” I have a dream. And I hope it is the American Dream that every child deserves a safe and healthy childhood. That every child deserves an equal opportunity for a great education. And I thank all of you for helping to keep this dream alive.”
As we announced earlier this year, Nancy Carlsson-Paige has been honored with a lifetime achievement Bammy award from the Academy of Education Arts and Sciences. The award ceremony was this past Saturday in Washington D.C. “celebrates what is right in American Education”. We are incredibly proud of Nancy, all that she has accomplished, and the powerful words she shared in her acceptance speech. Below you will find a link to video of the awards ceremony and the transcript of the award presentation.

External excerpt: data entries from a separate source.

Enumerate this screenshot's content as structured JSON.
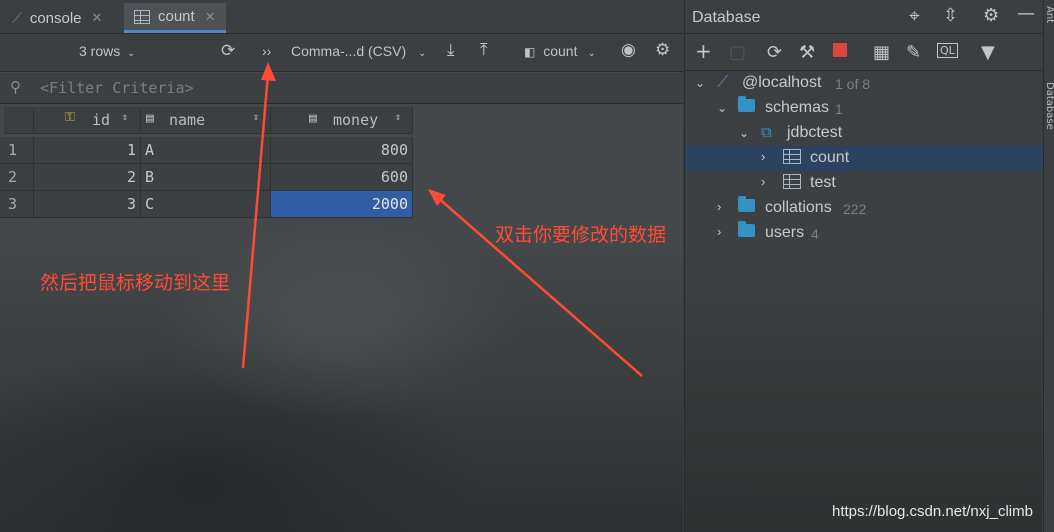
{
  "tabs": [
    {
      "label": "console",
      "active": false
    },
    {
      "label": "count",
      "active": true
    }
  ],
  "toolbar": {
    "rows_label": "3 rows",
    "more_label": "››",
    "format_label": "Comma-...d (CSV)",
    "table_label": "count"
  },
  "filter": {
    "placeholder": "<Filter Criteria>"
  },
  "grid": {
    "columns": [
      "id",
      "name",
      "money"
    ],
    "rows": [
      {
        "num": "1",
        "id": "1",
        "name": "A",
        "money": "800"
      },
      {
        "num": "2",
        "id": "2",
        "name": "B",
        "money": "600"
      },
      {
        "num": "3",
        "id": "3",
        "name": "C",
        "money": "2000"
      }
    ],
    "selected_cell": "money row 3"
  },
  "annotations": {
    "left": "然后把鼠标移动到这里",
    "right": "双击你要修改的数据"
  },
  "database_panel": {
    "title": "Database",
    "tree": {
      "host": {
        "label": "@localhost",
        "meta": "1 of 8"
      },
      "schemas": {
        "label": "schemas",
        "count": "1"
      },
      "schema": {
        "label": "jdbctest"
      },
      "tables": [
        {
          "label": "count",
          "selected": true
        },
        {
          "label": "test",
          "selected": false
        }
      ],
      "collations": {
        "label": "collations",
        "count": "222"
      },
      "users": {
        "label": "users",
        "count": "4"
      }
    }
  },
  "side_strip": {
    "top_label": "Ant",
    "db_label": "Database"
  },
  "watermark": "https://blog.csdn.net/nxj_climb",
  "colors": {
    "accent": "#4a88c7",
    "selection": "#2f5ea6",
    "annotation": "#ff4a35",
    "folder": "#3592c4"
  }
}
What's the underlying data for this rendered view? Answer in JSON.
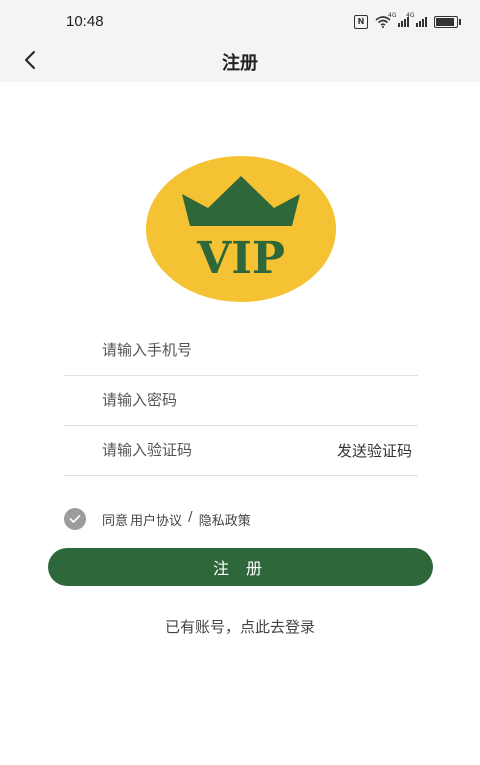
{
  "status_bar": {
    "time": "10:48",
    "network_tags": [
      "4G",
      "4G"
    ],
    "icons": [
      "nfc-icon",
      "wifi-icon",
      "signal-icon",
      "signal-icon",
      "battery-icon"
    ]
  },
  "nav": {
    "title": "注册",
    "back_icon": "chevron-left-icon"
  },
  "logo": {
    "text": "VIP",
    "circle_color": "#f4c232",
    "crown_color": "#2e673a"
  },
  "form": {
    "phone_placeholder": "请输入手机号",
    "password_placeholder": "请输入密码",
    "code_placeholder": "请输入验证码",
    "send_code_label": "发送验证码"
  },
  "agreement": {
    "prefix": "同意",
    "user_agreement": "用户协议",
    "separator": " / ",
    "privacy_policy": "隐私政策",
    "checked": true
  },
  "actions": {
    "register_label": "注 册",
    "login_label": "已有账号，点此去登录"
  },
  "colors": {
    "primary": "#2e673a",
    "accent": "#f4c232"
  }
}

ANNOUNCER: . . . And with that, we’re going to close this evening’s festivities by presenting our three final Bammy awards. Presenting our first Lifetime Achievement Award for the evening is my colleague, my good friend from the early education, and the physical education communities, and co-founder of the BAM Radio Network. A wonderful educator – a terrific person – Rae Pica.
PICA: I have long been a fan of this next honoree – and as someone who has been entrenched in early childhood education for more than 30 years, I am delighted at ECE is so well represented here tonight, and that this special honor is going to this person who is such a fierce defender of early childhood education.
To give you a brief overview of Nancy Carlsson-Paige’s work, I’d like to read you some titles. Her most recent book is called Taking Back Childhood. Her TED talk is called “When Education Goes Wrong: Taking Creativity and Play Out of Learning.” Some of her articles include: “How education policy is harming early childhood education” ; “How corporate education reforms are harming children” ; and “Academic skills- important only if they make us more human”.
When Mitt Romney and Barack Obama were running for president, she urged them to please start over, if they wanted to get early childhood education right.
Did I mention that she’s fierce?
When it comes to fighting back against education reforms that promote standardized testing – and the fight to keep early childhood a sacred time – Nancy does not back down.
But Nancy is also a promoter of peace, at Lesley University where she taught for more than 30 years – where she taught teachers for more than 30 years. She was the founder of the university’s Center for Peaceable Schools. She writes and speaks widely on peace education, conflict resolution, and education policies and practices that promote social justice and children’s well-being.
Nancy is the recipient of many awards, including Peace Educator of The Year; Outstanding Educator of The Year; Family Advocate of The Year. But she’s also famous for turning down an award, based on her principles. I’m delighted that she chose to accept this one, and I am most honored to be the one who presents a Bammy Award for Lifetime Achievement to Nancy Carlsson-Paige.
[applause – Nancy comes to front of stage]
CARLSSON-PAIGE: That was such a beautiful, beautiful appreciation . . . [aside] You hold it [award] for me.
[to audience] I think I didn’t quite take in what it means to get a Lifetime Achievement Award until this moment. Typical of me, actually. But they gave me a minute, instead of two sentences. And I wrote it, and timed it. Ready?
Um – it’s – it’s a great honor. Thank you so much, Rae, for that beautiful description. And thank you, to the Academy of Education, Arts and Sciences, for celebrating educators – and honoring the amazing work that you all do – and all the people who work in our field do.
The good will of this nine-pound award – can I feel it? – I lift weights, but that’s heavy. The good will of this award goes out to all teachers, especially early childhood teachers – too frequently underpaid, undervalued – but you do such important work.
Things are not that good in early childhood education right now. Almost a quarter of our nation’s children suffer the stresses of poverty. We’re the richest country in the world, and we have the highest child poverty rate among advanced nations. That bears repeating. We’re the richest nation in the world, and we have the highest child poverty rate among advanced nations.
Too few children have education at all in the early years. And even fewer have quality education. The standards and the testing and the accountability pressures that have been coming down and imposing on the upper grades have pushed down now to second grade, to first grade, to kindergarten, and even to pre-K.
I’m feeling so bad, because we’re talking about what’s right in education tonight and I’m – I’m not doing that, but – hey – it’s me. We have a much more scripted curriculum in the early years. Much more teacher directed instruction. We are seeing much less active, hands-on, meaningful learning and almost no play. We are seeing a phenomenal disappearance of play in early childhood classrooms. For those of you who know education and child development you I am sure you understand that play is really the cornerstone of understanding in the early years.
My inbox has more and more messages every day from mothers, father, teachers. Just the other day, this is what I saw…
“They’ve eliminated play and recess for first graders and kindergarteners in my child’s school. In kindergarten they are completely scheduled. They have no time to play. My 5-year-old has to eat snack while working at her desk.”
So I have a dream. And I hope it is the American Dream that every child deserves a safe and healthy childhood. That every child deserves an equal opportunity for a great education. And I thank all of you for helping to keep this dream alive. Thank you.